Can I run cross country in college?
> YES! Most runners on our team have an opportunity to participate at some level
How fast do I have to run in high school to make college running a realistic goal?
> Data on 2019 top 7 conference participants for Georgia schools for guys below. Includes their high school senior year 1600/3200M prs. What do the #s say? There is a place on a college XC team for all kinds of runners.
> Remember, this list only includes the 7 people running the best for each school.
> Keep in mind that 1,600M prs don't always translate to 6K, 8K or 10K college XC.
> Many larger D1 cross country schools also have "club" teams.
What is college running like?
> Each schools team environment varies greatly. The coach sets the tone.
> The competitive side of the sports is often elevated.
> Goofy fun, if it exists, is almost entirely athlete driven and away from practice.
> Teams are smaller than what you are used to in high school.
> Races are faster. Crowds are smaller. Team rah/rah activities more subdued.
> Friendship opportunities are still very available and apparent on college XC teams. Just like in high school running, the best part of college running is the friends you will make. Especially at big schools, it is good to "have your people".
> One huge bonus to college athletes is being able to select classes early.
How hard is it to juggle college class responsibilities and running?
> College running often takes more time for an average day than what you are used to in high school running. It is not uncommon to have 2 practices a day for running and cross training/strength development or one several hour long practice session.

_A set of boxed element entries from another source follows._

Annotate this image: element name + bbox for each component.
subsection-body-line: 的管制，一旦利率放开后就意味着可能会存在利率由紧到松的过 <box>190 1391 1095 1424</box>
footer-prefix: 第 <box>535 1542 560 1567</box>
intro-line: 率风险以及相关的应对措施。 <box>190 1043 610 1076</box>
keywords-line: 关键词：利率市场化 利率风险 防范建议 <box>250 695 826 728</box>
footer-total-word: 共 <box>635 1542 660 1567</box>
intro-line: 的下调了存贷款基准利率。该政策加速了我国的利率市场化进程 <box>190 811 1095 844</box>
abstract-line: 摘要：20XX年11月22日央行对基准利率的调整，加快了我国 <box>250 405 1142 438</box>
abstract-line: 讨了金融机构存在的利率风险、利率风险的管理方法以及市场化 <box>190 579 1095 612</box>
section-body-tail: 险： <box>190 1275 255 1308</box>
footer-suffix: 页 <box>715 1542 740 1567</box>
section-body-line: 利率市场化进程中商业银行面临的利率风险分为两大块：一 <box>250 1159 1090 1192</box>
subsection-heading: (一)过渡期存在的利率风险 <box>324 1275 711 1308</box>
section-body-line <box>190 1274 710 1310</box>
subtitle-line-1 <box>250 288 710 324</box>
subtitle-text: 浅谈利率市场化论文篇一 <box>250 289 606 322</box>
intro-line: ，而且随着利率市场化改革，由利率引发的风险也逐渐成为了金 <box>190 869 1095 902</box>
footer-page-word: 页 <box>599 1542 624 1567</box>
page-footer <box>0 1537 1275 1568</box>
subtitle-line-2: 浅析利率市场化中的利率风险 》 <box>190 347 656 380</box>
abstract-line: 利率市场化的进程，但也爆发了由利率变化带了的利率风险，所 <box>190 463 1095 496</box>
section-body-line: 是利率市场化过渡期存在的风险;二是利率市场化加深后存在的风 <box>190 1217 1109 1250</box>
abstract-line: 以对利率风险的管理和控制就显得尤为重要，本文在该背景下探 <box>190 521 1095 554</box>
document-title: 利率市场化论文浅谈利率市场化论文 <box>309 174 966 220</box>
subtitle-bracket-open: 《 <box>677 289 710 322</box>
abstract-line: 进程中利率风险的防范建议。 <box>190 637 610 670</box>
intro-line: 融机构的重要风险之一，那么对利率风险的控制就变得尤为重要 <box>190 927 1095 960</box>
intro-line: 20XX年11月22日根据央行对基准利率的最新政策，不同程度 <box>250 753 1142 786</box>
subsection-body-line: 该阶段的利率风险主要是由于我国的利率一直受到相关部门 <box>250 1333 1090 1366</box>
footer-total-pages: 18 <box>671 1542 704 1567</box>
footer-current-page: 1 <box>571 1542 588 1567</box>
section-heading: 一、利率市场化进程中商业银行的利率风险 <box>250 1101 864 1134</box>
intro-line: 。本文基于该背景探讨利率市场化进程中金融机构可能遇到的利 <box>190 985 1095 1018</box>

> Races happen less frequently, but require more overnight travel. If you college does indoor track, you may compete fall, winter and spring.
> Because college class schedules are not jammed packed 5 days a week, there is ample time to study, rest & enjoy campus activities.
> Just like in high school, a commitment to a team means that a student athlete has to make prioritization decisions in how they best use their time. Student athletes are rarely successful in school or sports if they attempt to get involved in too many activities at the same time. Fraternity/sorority life and college running aren't a good mix. Party animal life and college running are not a good mix.
Can I get a scholarship?
> At D1 level, only national caliber athletes typically get athletic scholarships.
> D2 scholarships are available, but each school is funded differently.
> D3 typically do not offer athletic scholarships, but offer academic scholarships.
> Out of state schools will sometimes wave the out of state tuition.
> Fully funded D1/D2 programs have 12.6 scholarships for men.
> Fully funded D1 programs have 18 scholarships for women. D2 = 12.6
> Fully funded NAIA schools have 12 scholarship for both men and women
> These scholarship cover track and XC. Many schools are not fully funded.
> By far, the vast majority of all track/XC scholarships are partial scholarships.
> Many/most college runners are "walk ons". Some, if they perform at consistently high levels earn scholarships after they enroll.
How do I go about trying to get on a college team?
> For D1 or D2, you have to fill out a form and pay a fee to be certified and eligible
> Follow up after a few weeks with an email, letter, or phone call to the coach. Be prepared for the phone call with a list of thoughtful questions that show the coach you are interested in the school and their program and have done some research on your own to become knowledgeable.
What to do, think about and ask about if you make a school visit?
> Make sure you are excited about the academic programs at the school and that the size of the school and general feel of the college appeals to you first and foremost. Running won't be great if you aren't happy with the school.
> Talk to people who are running for the school or used to run for the school to get their impressions on the vibe of the team, coaching philosophy, etc.
> Ask about retention. How many runners who start as freshmen stay on the team through graduation? Ask about improvement. Do runners get better? Ask about injury. What is a school's injury rate?
> Ask about the coach? Is he/she open and available? How does he/she treat runners who are injured or if they have a bad race or tough season? What, if anything, does the coach do to build team bonding and maintain good team moral? What is the team's competitive objective? Conference place? Make it to nationals? How often do they reach their objectives? What kind of meets does the team go to for experience and how much travel is involved? Is the team more of a "track first" team in priority or is the program "cross country first" focused?